Sé que a veces el pecho parece sangrar, y que cuando pones la mano sientes que es el corazón el que le apuñala certeramente.
Sé que, sin querer, fui yo quien dio la orden a tu corazón de que te hiciese daño, y que le programé para que te llenase de alegría cada vez que me vieses para luego devolverte toda esa alegría concentrada en forma de bala de metralla cuando dejases de hacerlo. Y siempre queda en la herida abierta de tu pecho sangre oscurada por el dolor y los fragmentos de metralla se quedan clavados en ti, y se acaban cristalizando en esperanza. ¡Claro que sí! Si la bala provino de la alegría, los restos en tu pecho no pueden ser de otro material. Esperanza de volver a verme de nuevo para calmar tu dolor y, por ende, eternizarlo cada vez que dejes de hacerlo.
Ojalá nunca hubiese descubierto el mecanismo que programaba a tu corazón a suicidarse lentamente.
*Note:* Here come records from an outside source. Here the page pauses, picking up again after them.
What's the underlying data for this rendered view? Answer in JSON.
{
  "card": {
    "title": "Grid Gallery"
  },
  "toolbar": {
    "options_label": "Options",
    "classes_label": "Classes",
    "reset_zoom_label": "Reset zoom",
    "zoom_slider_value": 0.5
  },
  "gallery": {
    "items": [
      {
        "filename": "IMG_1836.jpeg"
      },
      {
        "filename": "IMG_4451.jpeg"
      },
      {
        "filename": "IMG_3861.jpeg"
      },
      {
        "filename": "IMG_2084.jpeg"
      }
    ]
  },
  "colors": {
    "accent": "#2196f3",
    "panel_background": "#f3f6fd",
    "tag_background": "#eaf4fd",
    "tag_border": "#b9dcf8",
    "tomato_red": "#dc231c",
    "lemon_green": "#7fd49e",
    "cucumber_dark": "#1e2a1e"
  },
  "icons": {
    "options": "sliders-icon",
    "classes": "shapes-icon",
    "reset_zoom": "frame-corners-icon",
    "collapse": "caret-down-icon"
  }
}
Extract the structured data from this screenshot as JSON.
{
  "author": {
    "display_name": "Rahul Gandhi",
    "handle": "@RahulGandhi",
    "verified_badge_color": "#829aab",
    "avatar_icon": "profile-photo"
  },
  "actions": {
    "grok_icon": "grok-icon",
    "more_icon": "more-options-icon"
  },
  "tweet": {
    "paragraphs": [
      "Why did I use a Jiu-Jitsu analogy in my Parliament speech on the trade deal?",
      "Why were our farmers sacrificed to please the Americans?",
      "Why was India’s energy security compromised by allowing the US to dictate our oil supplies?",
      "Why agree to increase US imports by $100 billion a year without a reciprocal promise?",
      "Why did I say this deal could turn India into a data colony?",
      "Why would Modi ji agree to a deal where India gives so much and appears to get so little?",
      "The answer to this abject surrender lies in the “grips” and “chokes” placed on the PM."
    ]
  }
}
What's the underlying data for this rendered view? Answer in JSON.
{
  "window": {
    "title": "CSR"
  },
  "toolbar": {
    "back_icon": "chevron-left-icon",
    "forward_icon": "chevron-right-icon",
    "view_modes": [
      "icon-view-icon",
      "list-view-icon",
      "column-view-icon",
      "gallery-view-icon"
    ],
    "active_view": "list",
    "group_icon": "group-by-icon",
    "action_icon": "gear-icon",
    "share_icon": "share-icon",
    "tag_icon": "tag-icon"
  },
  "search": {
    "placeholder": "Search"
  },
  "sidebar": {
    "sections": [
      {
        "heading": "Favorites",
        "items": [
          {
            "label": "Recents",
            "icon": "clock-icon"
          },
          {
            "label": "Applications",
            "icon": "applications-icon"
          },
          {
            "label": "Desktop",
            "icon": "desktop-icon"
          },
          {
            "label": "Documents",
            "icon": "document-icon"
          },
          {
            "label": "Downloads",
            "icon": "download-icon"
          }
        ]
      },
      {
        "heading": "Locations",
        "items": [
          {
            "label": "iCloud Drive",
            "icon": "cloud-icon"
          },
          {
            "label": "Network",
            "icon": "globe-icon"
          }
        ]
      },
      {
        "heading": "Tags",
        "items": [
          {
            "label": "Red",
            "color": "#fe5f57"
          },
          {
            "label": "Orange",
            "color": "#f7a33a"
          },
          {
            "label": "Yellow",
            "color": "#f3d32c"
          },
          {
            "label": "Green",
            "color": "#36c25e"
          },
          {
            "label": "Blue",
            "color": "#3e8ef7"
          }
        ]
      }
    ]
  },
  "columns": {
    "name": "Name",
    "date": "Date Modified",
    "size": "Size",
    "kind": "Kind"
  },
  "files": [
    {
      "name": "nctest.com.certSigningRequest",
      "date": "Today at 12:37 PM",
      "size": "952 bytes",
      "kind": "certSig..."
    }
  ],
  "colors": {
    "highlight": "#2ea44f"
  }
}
Pero lo hice. En tu corazón y en el mío. Y no hay vuelta atrás en la secuencia de autodestrucción.
Y sé que lo sabes. Que aquel hilo rojo que nos unía se ha deshecho. Antes ese hilo era una prolongación de nuestra arteria ulnar, la que une la mano con el corazón. Esa que aprendimos a mantener unida en la distancia y que compartía nuestra sangre cuando nos dábamos las manos.
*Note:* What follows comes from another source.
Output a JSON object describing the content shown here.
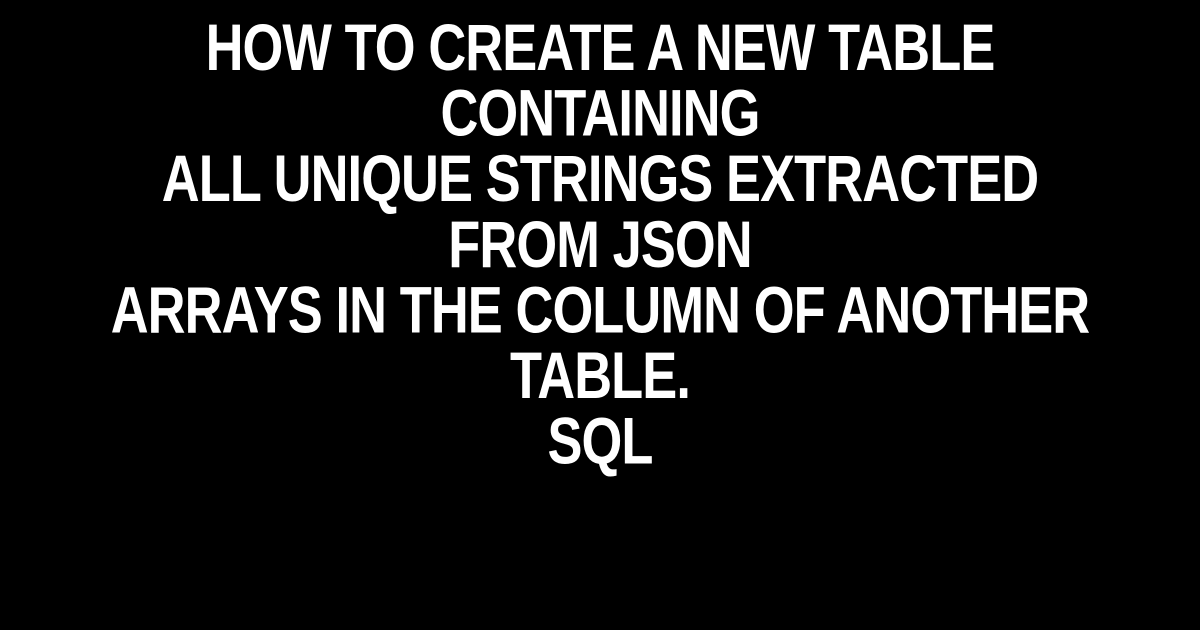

Ahora no existe conexión alguna entre nuestras sangres. Pero el corazón no sólo se conecta con sangre. Sigue habiendo ojos y piel. Ojos para mirar nuestros corazones y piel para abrazarlos. Y llegará un día en el que ese contacto no nos hará daño.
Y un hilo rojo se nos unirá por los ojos. Y seguiremos su trayecto hasta un corazón nuevo. Uno que una vez murió pero que haya resurgido como las ondas que perpetúan la vida de una gota al caer al océano. Como el eco que se pierde pero sigue existiendo tras el golpe. Como los corazones que hemos perdido, pero cuyo amor podemos rescatar. Podemos volver a unir ese hilo rojo. Otro hilo rojo nuevo. De otra forma. Con las ondas, sin la gota. Con el eco, sin el golpe. Con el amor, sin la pérdida.